Hadrosaurs is published in the same large format found in other recent Indiana University Press Life of the Past series publications like At the Top of the Grand Staircase and New Perspectives on Horned Dinosaurs. The dust jacket includes two wonderful pieces of art by some of today's top paleoartists: the front cover features Plesiohadros by Julius Csotonyi, and the back features a pair of Parasaurolophus by Danielle Dufault. The title page and section breaks also have great black-and-white reproductions of Amurosaurus and Equijubus by Lukas Panzarin. Peek under the dust jacket to find the sacrum of Mantellisaurus in foil on the spine.
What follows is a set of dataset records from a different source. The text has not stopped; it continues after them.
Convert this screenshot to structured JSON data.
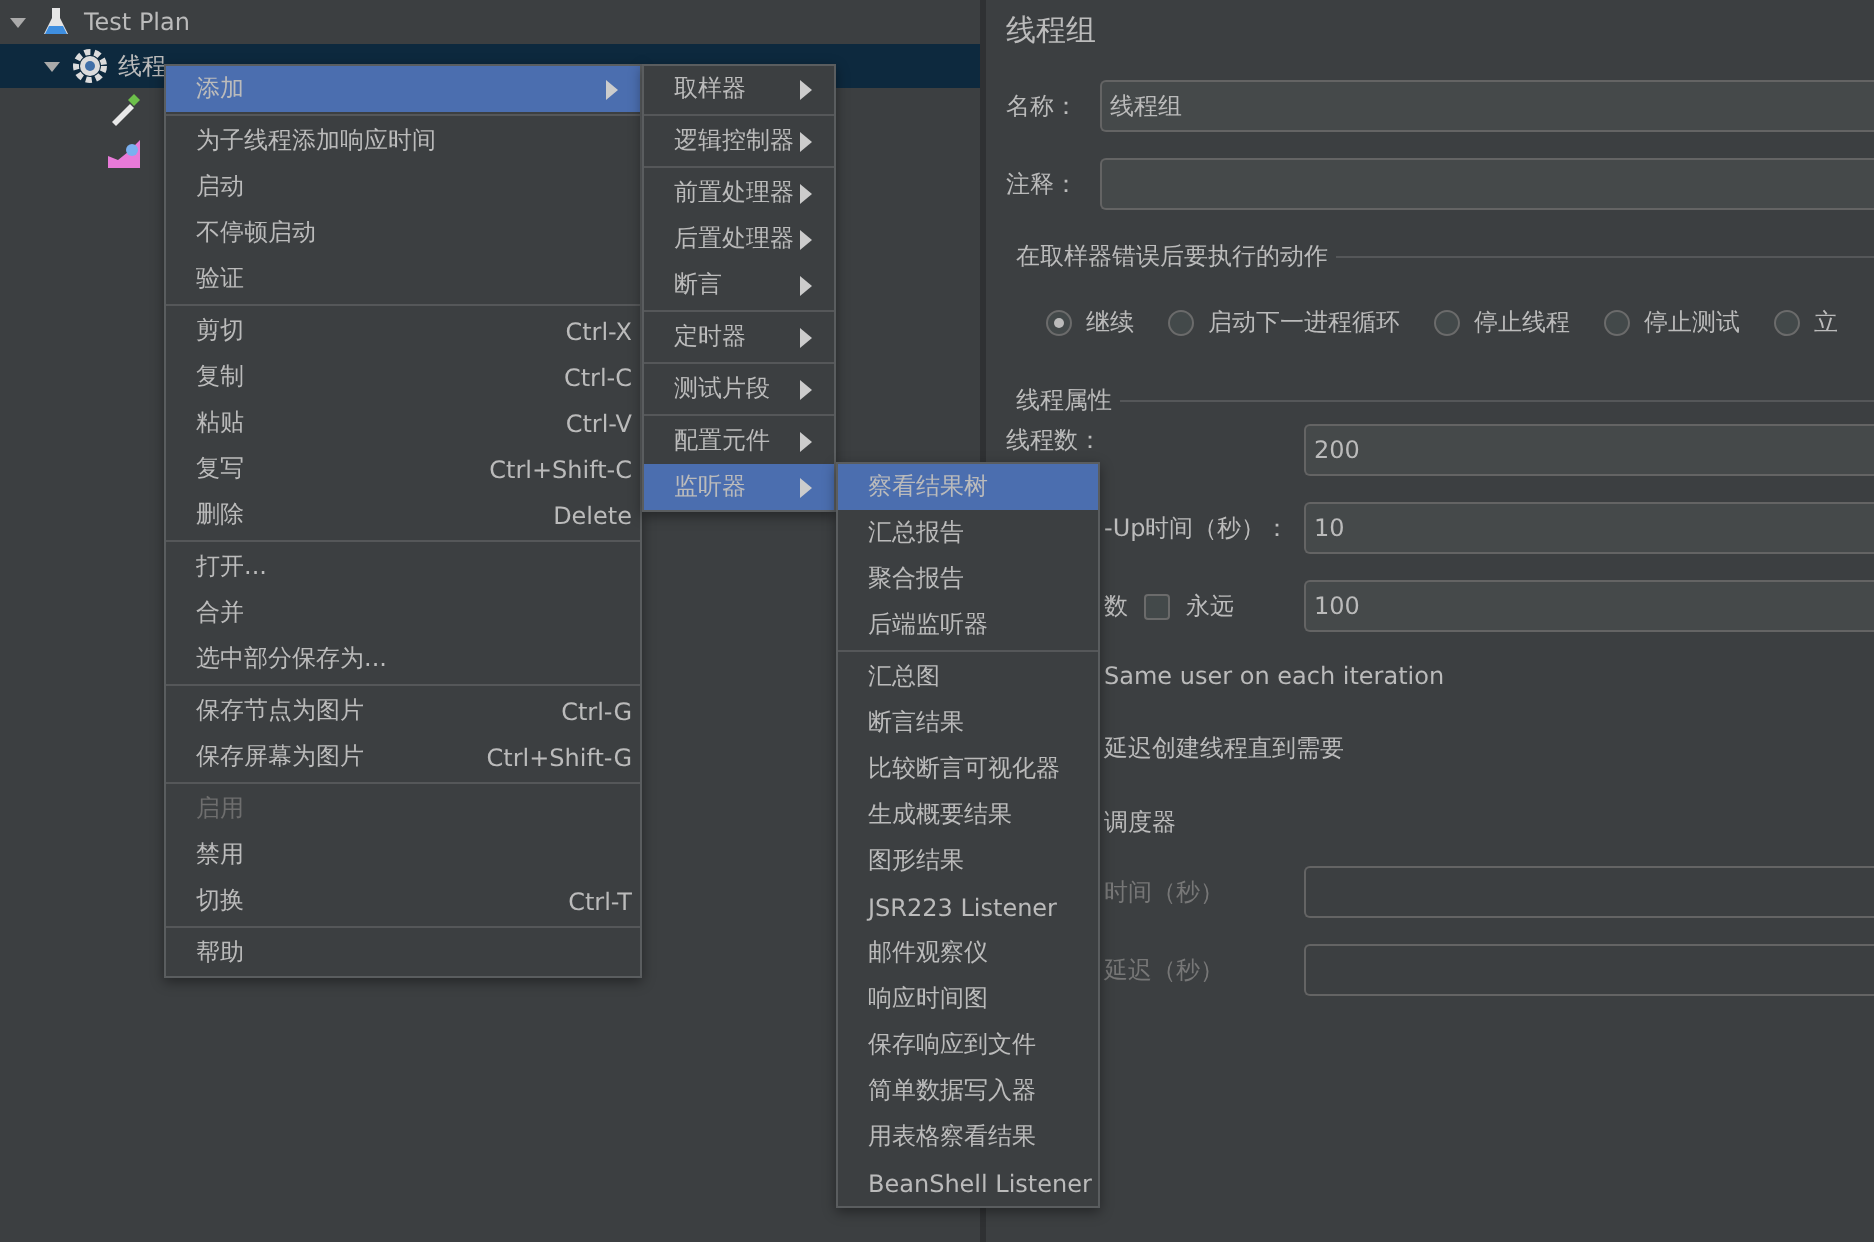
{
  "tree": [
    {
      "label": "Test Plan",
      "kind": "plan",
      "expanded": true,
      "selected": false,
      "children": [
        {
          "label": "线程",
          "kind": "thread_group",
          "expanded": true,
          "selected": true,
          "children": [
            {
              "kind": "sampler",
              "selected": false
            },
            {
              "kind": "listener",
              "selected": false
            }
          ]
        }
      ]
    }
  ],
  "context_menu": {
    "groups": [
      [
        {
          "label": "添加",
          "submenu": true,
          "selected": true,
          "disabled": false
        }
      ],
      [
        {
          "label": "为子线程添加响应时间",
          "submenu": false,
          "selected": false,
          "disabled": false
        },
        {
          "label": "启动",
          "submenu": false,
          "selected": false,
          "disabled": false
        },
        {
          "label": "不停顿启动",
          "submenu": false,
          "selected": false,
          "disabled": false
        },
        {
          "label": "验证",
          "submenu": false,
          "selected": false,
          "disabled": false
        }
      ],
      [
        {
          "label": "剪切",
          "shortcut": "Ctrl-X",
          "submenu": false,
          "selected": false,
          "disabled": false
        },
        {
          "label": "复制",
          "shortcut": "Ctrl-C",
          "submenu": false,
          "selected": false,
          "disabled": false
        },
        {
          "label": "粘贴",
          "shortcut": "Ctrl-V",
          "submenu": false,
          "selected": false,
          "disabled": false
        },
        {
          "label": "复写",
          "shortcut": "Ctrl+Shift-C",
          "submenu": false,
          "selected": false,
          "disabled": false
        },
        {
          "label": "删除",
          "shortcut": "Delete",
          "submenu": false,
          "selected": false,
          "disabled": false
        }
      ],
      [
        {
          "label": "打开...",
          "submenu": false,
          "selected": false,
          "disabled": false
        },
        {
          "label": "合并",
          "submenu": false,
          "selected": false,
          "disabled": false
        },
        {
          "label": "选中部分保存为...",
          "submenu": false,
          "selected": false,
          "disabled": false
        }
      ],
      [
        {
          "label": "保存节点为图片",
          "shortcut": "Ctrl-G",
          "submenu": false,
          "selected": false,
          "disabled": false
        },
        {
          "label": "保存屏幕为图片",
          "shortcut": "Ctrl+Shift-G",
          "submenu": false,
          "selected": false,
          "disabled": false
        }
      ],
      [
        {
          "label": "启用",
          "submenu": false,
          "selected": false,
          "disabled": true
        },
        {
          "label": "禁用",
          "submenu": false,
          "selected": false,
          "disabled": false
        },
        {
          "label": "切换",
          "shortcut": "Ctrl-T",
          "submenu": false,
          "selected": false,
          "disabled": false
        }
      ],
      [
        {
          "label": "帮助",
          "submenu": false,
          "selected": false,
          "disabled": false
        }
      ]
    ]
  },
  "add_submenu": {
    "groups": [
      [
        {
          "label": "取样器",
          "submenu": true,
          "selected": false,
          "disabled": false
        }
      ],
      [
        {
          "label": "逻辑控制器",
          "submenu": true,
          "selected": false,
          "disabled": false
        }
      ],
      [
        {
          "label": "前置处理器",
          "submenu": true,
          "selected": false,
          "disabled": false
        },
        {
          "label": "后置处理器",
          "submenu": true,
          "selected": false,
          "disabled": false
        },
        {
          "label": "断言",
          "submenu": true,
          "selected": false,
          "disabled": false
        }
      ],
      [
        {
          "label": "定时器",
          "submenu": true,
          "selected": false,
          "disabled": false
        }
      ],
      [
        {
          "label": "测试片段",
          "submenu": true,
          "selected": false,
          "disabled": false
        }
      ],
      [
        {
          "label": "配置元件",
          "submenu": true,
          "selected": false,
          "disabled": false
        },
        {
          "label": "监听器",
          "submenu": true,
          "selected": true,
          "disabled": false
        }
      ]
    ]
  },
  "listener_submenu": {
    "groups": [
      [
        {
          "label": "察看结果树",
          "submenu": false,
          "selected": true,
          "disabled": false
        },
        {
          "label": "汇总报告",
          "submenu": false,
          "selected": false,
          "disabled": false
        },
        {
          "label": "聚合报告",
          "submenu": false,
          "selected": false,
          "disabled": false
        },
        {
          "label": "后端监听器",
          "submenu": false,
          "selected": false,
          "disabled": false
        }
      ],
      [
        {
          "label": "汇总图",
          "submenu": false,
          "selected": false,
          "disabled": false
        },
        {
          "label": "断言结果",
          "submenu": false,
          "selected": false,
          "disabled": false
        },
        {
          "label": "比较断言可视化器",
          "submenu": false,
          "selected": false,
          "disabled": false
        },
        {
          "label": "生成概要结果",
          "submenu": false,
          "selected": false,
          "disabled": false
        },
        {
          "label": "图形结果",
          "submenu": false,
          "selected": false,
          "disabled": false
        },
        {
          "label": "JSR223 Listener",
          "submenu": false,
          "selected": false,
          "disabled": false
        },
        {
          "label": "邮件观察仪",
          "submenu": false,
          "selected": false,
          "disabled": false
        },
        {
          "label": "响应时间图",
          "submenu": false,
          "selected": false,
          "disabled": false
        },
        {
          "label": "保存响应到文件",
          "submenu": false,
          "selected": false,
          "disabled": false
        },
        {
          "label": "简单数据写入器",
          "submenu": false,
          "selected": false,
          "disabled": false
        },
        {
          "label": "用表格察看结果",
          "submenu": false,
          "selected": false,
          "disabled": false
        },
        {
          "label": "BeanShell Listener",
          "submenu": false,
          "selected": false,
          "disabled": false
        }
      ]
    ]
  },
  "panel": {
    "title": "线程组",
    "name_field": {
      "label": "名称：",
      "value": "线程组"
    },
    "comment_field": {
      "label": "注释："
    },
    "error_action": {
      "title": "在取样器错误后要执行的动作",
      "options": [
        {
          "label": "继续",
          "selected": true
        },
        {
          "label": "启动下一进程循环",
          "selected": false
        },
        {
          "label": "停止线程",
          "selected": false
        },
        {
          "label": "停止测试",
          "selected": false
        },
        {
          "label": "立",
          "selected": false
        }
      ]
    },
    "thread_properties": {
      "title": "线程属性",
      "rows": [
        {
          "kind": "field",
          "label": "线程数：",
          "value": "200",
          "indent": false,
          "disabled": false
        },
        {
          "kind": "field",
          "label": "-Up时间（秒）：",
          "value": "10",
          "indent": true,
          "disabled": false
        },
        {
          "kind": "loop",
          "label": "数",
          "forever": {
            "label": "永远",
            "checked": false
          },
          "value": "100",
          "indent": true,
          "disabled": false
        },
        {
          "kind": "text",
          "label": "Same user on each iteration",
          "indent": true,
          "disabled": false
        },
        {
          "kind": "text",
          "label": "延迟创建线程直到需要",
          "indent": true,
          "disabled": false
        },
        {
          "kind": "text",
          "label": "调度器",
          "indent": true,
          "disabled": false
        },
        {
          "kind": "field",
          "label": "时间（秒）",
          "indent": true,
          "disabled": true
        },
        {
          "kind": "field",
          "label": "延迟（秒）",
          "indent": true,
          "disabled": true
        }
      ]
    }
  }
}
Although there are no colour figures in this volume, the reproduction on the greyscale figures is crisp and clear and the quality of figures is high throughout. One drawback to a paper-only book format is that character matrices for the numerous phylogenetic analyses discussed within the book are only available in print, as there are no electronic supplementary materials hosted at the publisher's website; researchers interested in building on these matrices will need to either copy the information from the page into the matrix editor of their choice, or request the digital files from the authors.

So, who should buy Hadrosaurs? As an edited volume of technical papers, this book is definitely aimed at professional paleontologists and those who enjoy following the primary literature on dinosaurs, and probably will not find its primary audience in the general public with its relatively high price tag of $95 USD. Given the high quality of the figures, the detailed osteological descriptions of key taxa, up to date reviews of hadrosaur occurrences around the world, and interesting new ideas about hadrosaur paleobiology, I think this should comfortably find a home on the bookshelf of any dinosaur specialist, or researchers interested in Mesozoic vertebrates or vertebrate evolution more generally.